In the second time the court has ruled on Proposition 213, the justices ruled 5-2 that the measure prohibits most uninsured motorists from collecting damages for pain and suffering even if the accident was not the uninsured’s fault. Pain and suffering awards can run to hundreds of thousands, or even millions, of dollars. 

Justice Stanley Mosk, in a sharp dissent, said the proposition only was intended to immunize insured drivers from paying such damages. He said the court’s majority is wrongly interpreting the measure by granting immunity to government agencies, the bodies responsible for ensuring  

safe roadways. 

“Compensating the victims of injuries caused by unsafe design or maintenance of public streets for pain and suffering operates as a strong incentive for cities and counties to prevent or abate dangerous conditions, thus minimizing risks to the public,” Mosk wrote in a dissent joined by Justice Joyce L. Kennard. “It also serves the important social goal of compensating injured persons for damages caused by the negligent acts of public entities.” 

Justice Marvin R. Baxter wrote that the majority’s view on Proposition 213 was fair. What would be unfair is holding a government agency liable for huge pain-and-suffering awards for uninsured motorists, he said. 
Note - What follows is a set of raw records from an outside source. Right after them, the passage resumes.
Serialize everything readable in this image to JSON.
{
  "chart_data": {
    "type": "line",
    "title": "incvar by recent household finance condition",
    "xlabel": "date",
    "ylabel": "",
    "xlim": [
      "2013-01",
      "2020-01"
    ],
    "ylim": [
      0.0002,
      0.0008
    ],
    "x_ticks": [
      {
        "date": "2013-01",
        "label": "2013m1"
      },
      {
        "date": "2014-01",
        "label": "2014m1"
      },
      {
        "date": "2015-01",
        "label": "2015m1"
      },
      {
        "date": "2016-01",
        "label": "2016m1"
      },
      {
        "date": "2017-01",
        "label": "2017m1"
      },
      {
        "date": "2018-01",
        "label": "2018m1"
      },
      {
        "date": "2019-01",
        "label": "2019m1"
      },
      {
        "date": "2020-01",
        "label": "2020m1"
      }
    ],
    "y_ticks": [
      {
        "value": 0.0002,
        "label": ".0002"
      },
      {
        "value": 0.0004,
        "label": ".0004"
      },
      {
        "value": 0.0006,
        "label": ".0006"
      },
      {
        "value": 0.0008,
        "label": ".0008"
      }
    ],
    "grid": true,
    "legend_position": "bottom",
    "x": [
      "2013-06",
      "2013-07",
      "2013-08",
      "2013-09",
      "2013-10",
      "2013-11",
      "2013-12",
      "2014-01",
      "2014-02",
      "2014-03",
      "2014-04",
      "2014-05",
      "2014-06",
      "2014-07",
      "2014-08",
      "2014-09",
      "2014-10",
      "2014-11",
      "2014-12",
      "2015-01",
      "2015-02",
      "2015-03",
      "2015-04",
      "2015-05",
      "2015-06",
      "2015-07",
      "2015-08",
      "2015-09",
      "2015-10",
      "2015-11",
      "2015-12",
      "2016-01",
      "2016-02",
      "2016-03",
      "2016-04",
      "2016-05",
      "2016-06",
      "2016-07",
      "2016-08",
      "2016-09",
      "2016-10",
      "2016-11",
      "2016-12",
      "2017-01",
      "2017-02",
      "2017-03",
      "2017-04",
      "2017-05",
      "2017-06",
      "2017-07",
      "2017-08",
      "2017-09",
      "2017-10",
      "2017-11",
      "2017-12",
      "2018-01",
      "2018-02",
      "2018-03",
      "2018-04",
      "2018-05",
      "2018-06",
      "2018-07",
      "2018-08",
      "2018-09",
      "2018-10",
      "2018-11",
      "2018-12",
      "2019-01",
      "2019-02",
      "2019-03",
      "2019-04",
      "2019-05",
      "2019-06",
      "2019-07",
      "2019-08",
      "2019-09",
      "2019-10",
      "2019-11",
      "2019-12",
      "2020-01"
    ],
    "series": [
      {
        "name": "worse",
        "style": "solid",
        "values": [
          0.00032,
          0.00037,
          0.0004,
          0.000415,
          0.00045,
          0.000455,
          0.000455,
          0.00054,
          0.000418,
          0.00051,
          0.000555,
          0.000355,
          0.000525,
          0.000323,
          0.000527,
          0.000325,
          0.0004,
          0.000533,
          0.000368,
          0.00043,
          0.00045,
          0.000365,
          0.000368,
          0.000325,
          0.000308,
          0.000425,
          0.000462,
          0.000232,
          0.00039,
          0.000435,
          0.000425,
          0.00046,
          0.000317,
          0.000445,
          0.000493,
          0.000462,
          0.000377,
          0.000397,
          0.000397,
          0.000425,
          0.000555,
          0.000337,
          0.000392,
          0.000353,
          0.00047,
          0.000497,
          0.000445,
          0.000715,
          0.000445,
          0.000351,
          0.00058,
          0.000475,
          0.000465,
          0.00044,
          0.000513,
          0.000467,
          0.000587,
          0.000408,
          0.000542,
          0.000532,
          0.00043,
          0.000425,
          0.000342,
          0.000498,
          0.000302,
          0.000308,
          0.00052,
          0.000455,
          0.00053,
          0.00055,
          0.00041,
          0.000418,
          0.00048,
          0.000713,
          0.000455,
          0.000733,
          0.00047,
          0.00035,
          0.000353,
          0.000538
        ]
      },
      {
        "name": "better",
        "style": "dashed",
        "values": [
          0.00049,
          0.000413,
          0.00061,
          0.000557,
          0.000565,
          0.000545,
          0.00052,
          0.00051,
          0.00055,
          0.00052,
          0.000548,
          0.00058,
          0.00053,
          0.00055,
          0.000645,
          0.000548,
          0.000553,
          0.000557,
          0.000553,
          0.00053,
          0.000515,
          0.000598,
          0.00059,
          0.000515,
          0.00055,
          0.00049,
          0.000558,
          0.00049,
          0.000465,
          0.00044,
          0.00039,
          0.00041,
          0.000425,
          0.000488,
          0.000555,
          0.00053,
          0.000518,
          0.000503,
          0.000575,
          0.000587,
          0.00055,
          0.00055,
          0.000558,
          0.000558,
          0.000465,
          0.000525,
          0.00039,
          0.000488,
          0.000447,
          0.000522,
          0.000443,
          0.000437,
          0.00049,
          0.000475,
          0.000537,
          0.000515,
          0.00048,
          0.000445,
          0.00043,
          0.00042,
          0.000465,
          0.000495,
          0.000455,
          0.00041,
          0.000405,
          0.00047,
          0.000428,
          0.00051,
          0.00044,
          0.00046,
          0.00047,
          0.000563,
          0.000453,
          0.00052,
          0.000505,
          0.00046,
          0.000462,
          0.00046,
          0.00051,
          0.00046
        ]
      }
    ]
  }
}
That is because governmental bodies must pay for damage to city property caused by an uninsured motorist involved in an accident, Baxter wrote. Siding with the uninsured motorist, he said, would undermine the proposition’s goal “to prevent such drivers from being rewarded for their irresponsibility and law breaking.” 

It is a violation of California law to drive without proof of auto insurance. Proposition 213 passed after it was estimated that one-fourth of the driving public does not have auto insurance. was intended to limit the courthouse rights of the uninsured. 

The case decided Thursday involved a 19-year-old uninsured motorcyclist who suffered severe injuries during a 1991 auto accident in Fontana. After waiting years for a trial, a jury found Fontana and San Bernardino County responsible for half the accident because of their negligence in roadway maintenance. 

The motorcyclist’s trial came months after the 1996 proposition became law. The court did not concern itself that his injuries occurred five years before the measure’s passage. 

The hedges and weeds that obstructed the roadway and partly caused the accident have since been cleared. 

“Whether he had insurance or not, it was still an unsafe roadway,” said Wayne McClean, the motorcyclist’s attorney. 

In all, the jury awarded the injured motorcyclist $455,000. That money, to pay for Russell Day’s lost wages and medical expenses, is not enough to cover future surgeries Day will need, McClean said. 

Dennis E. Wagner, San Bernardino County deputy county counsel, said he was pleased with the decision. 

“Frankly, I’m assuming that perhaps government entities around the state will have a sigh of relief regarding this issue,” Wagner said. 

Still, in 1999, the high court said uninsured motorists could collect damages for pain and suffering from an automobile manufacturer in a product liability case. 

The case decided Thursday is Day vs. Fontana, S084616.